Zum Abgesang dann gar neun-köpfiges Orchester, die beiden Roadies für die Betreuung des Equipments durften sich zusätzlich zur Stammformation die Stromgitarren umschnallen und in den lautmalerischen Kanon einstimmen, der in einem minutenlangen, rauschhaften Feedback-Drone mündete, quasi die Gemüts-antestende, unkonventionelle Zugabe zur Indiepop-musikalischen Vollbedienung. Etwas lärmendes Experiment findet beim Brian Jonestown Massacre immer seinen Platz, andere Formationen bestreiten mit derlei Gelichter ganze Konzertabende.

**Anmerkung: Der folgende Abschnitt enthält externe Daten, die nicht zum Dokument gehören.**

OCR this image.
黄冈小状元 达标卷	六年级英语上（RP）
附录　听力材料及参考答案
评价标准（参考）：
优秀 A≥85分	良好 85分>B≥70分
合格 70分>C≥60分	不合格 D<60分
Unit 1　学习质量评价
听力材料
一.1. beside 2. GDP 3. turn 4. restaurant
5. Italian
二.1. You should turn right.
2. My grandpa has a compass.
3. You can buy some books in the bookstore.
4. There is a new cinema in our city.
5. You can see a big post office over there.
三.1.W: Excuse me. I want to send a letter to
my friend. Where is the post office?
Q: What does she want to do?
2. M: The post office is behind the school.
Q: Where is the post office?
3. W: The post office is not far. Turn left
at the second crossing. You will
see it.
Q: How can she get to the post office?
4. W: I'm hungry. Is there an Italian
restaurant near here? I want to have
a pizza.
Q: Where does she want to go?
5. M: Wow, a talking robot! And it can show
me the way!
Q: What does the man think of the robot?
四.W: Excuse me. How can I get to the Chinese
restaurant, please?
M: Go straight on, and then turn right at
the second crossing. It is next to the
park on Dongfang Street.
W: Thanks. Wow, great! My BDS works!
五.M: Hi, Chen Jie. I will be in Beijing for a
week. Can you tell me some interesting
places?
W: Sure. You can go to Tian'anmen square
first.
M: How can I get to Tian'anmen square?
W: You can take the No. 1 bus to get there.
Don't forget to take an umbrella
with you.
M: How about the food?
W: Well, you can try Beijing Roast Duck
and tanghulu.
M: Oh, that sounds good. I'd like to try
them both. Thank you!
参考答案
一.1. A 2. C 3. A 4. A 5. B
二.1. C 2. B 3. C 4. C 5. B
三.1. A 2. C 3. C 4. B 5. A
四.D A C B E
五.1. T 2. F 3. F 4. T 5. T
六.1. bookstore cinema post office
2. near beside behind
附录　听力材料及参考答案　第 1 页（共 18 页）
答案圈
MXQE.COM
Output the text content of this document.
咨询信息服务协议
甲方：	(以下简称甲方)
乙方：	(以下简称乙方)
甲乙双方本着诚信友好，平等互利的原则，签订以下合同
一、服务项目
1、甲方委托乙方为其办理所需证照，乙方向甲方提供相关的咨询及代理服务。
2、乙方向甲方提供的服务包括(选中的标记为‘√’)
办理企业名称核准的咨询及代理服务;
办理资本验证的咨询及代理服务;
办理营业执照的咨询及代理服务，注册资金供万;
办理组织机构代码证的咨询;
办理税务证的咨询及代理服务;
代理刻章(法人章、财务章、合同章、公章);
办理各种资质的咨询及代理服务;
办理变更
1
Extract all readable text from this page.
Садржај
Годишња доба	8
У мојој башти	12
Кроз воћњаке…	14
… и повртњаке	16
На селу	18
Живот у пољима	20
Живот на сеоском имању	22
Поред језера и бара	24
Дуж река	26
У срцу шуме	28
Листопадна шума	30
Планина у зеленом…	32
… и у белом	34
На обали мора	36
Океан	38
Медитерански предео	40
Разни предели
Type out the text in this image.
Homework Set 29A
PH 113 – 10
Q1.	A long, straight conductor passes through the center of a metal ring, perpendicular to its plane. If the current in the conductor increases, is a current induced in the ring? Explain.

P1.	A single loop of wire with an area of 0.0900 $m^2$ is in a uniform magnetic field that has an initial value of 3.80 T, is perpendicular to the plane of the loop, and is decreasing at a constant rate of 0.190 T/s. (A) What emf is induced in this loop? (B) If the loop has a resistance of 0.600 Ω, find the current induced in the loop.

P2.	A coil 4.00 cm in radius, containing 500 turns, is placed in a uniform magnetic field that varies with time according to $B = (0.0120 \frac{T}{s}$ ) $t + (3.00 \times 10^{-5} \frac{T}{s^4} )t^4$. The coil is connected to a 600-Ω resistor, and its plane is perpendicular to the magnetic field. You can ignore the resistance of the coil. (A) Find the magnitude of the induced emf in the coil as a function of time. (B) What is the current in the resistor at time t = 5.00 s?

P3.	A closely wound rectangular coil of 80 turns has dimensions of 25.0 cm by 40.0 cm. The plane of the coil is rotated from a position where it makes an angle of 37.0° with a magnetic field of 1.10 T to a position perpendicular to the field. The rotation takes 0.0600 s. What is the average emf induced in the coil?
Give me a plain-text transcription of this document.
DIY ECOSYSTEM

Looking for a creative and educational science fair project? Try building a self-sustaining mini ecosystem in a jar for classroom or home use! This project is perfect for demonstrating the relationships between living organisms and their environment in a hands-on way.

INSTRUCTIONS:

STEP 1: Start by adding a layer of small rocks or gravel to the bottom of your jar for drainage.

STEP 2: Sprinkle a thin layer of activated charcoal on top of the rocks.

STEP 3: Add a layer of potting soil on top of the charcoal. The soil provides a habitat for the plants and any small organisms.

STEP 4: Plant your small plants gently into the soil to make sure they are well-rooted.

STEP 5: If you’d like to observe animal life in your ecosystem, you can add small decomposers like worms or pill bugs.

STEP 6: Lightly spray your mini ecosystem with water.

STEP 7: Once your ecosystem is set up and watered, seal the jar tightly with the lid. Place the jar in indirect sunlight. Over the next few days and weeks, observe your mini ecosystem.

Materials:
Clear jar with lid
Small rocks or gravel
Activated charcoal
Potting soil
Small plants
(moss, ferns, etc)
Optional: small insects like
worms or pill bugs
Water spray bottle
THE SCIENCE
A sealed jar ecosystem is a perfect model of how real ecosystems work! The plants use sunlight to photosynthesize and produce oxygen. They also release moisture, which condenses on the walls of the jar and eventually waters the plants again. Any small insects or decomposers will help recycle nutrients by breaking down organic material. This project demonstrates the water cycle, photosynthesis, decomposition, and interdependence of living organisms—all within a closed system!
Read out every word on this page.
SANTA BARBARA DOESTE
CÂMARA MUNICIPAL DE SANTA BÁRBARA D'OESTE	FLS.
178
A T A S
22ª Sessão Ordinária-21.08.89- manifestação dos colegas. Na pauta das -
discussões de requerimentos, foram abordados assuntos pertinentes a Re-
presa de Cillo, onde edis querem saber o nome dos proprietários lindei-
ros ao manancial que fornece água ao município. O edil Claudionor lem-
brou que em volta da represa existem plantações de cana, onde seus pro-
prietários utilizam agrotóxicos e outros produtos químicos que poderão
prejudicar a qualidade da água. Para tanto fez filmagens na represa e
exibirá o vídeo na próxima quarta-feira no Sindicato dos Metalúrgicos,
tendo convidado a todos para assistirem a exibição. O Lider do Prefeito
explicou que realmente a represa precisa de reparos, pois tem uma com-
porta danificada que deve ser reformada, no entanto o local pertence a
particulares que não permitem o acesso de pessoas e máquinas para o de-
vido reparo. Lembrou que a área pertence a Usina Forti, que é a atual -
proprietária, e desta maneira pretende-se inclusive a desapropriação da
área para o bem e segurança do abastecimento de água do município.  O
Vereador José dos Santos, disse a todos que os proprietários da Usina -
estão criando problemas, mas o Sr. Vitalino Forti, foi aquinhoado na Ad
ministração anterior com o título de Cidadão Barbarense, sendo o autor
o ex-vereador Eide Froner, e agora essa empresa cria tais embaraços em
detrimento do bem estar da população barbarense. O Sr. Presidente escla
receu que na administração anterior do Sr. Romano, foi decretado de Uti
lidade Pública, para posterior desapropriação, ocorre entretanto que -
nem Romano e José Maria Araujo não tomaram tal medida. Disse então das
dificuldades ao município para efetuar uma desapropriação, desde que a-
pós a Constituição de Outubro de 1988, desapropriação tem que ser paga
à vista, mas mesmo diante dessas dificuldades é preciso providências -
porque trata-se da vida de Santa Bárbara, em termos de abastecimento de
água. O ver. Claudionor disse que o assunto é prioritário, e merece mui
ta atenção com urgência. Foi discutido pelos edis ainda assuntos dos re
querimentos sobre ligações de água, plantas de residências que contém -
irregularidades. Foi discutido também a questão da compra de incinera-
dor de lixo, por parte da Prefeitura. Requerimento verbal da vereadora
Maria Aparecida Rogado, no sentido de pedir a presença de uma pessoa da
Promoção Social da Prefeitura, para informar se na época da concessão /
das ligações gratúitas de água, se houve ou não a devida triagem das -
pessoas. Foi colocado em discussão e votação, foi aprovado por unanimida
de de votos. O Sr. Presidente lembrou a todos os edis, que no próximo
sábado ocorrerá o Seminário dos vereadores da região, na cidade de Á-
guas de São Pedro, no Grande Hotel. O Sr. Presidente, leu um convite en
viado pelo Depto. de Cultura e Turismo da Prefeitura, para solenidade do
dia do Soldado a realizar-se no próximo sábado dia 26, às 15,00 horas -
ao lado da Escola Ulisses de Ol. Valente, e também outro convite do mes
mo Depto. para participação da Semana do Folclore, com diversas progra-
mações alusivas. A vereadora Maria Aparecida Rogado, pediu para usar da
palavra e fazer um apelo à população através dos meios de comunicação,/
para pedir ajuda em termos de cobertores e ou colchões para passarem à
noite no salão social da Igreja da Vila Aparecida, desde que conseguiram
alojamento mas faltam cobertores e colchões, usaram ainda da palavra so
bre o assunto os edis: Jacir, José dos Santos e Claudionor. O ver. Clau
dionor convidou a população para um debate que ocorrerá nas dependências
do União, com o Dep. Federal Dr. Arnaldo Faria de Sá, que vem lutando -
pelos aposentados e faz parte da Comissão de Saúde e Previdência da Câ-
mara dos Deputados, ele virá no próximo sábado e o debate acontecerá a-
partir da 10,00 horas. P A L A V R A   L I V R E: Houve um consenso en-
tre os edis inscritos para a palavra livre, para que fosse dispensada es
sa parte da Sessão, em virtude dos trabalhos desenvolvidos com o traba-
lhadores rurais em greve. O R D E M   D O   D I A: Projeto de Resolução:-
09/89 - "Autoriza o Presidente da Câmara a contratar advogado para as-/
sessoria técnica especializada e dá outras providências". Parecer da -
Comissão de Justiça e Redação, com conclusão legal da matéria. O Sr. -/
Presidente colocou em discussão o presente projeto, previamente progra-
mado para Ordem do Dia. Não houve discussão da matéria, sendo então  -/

Man darf gespannt sein, wie lange das Technikum am ehemaligen Kunstpark-Ost-Gelände noch Konzertabende von erlesener Güte wie den vom vergangenen Sonntag erleben darf, die riesigen Baugruben der Gentrifizierungs-wütigen Investoren rücken immer weiter heran an die Lokalität…
Der letzte Termin der Europa-Tour des Brian Jonestown Massacre in unseren Breitengraden ist am kommenden Montag der 8. Oktober, die Band wird sich im Musikzentrum Hannover die Ehre geben. Niedersachsen, take your protein pill and put your helmet on.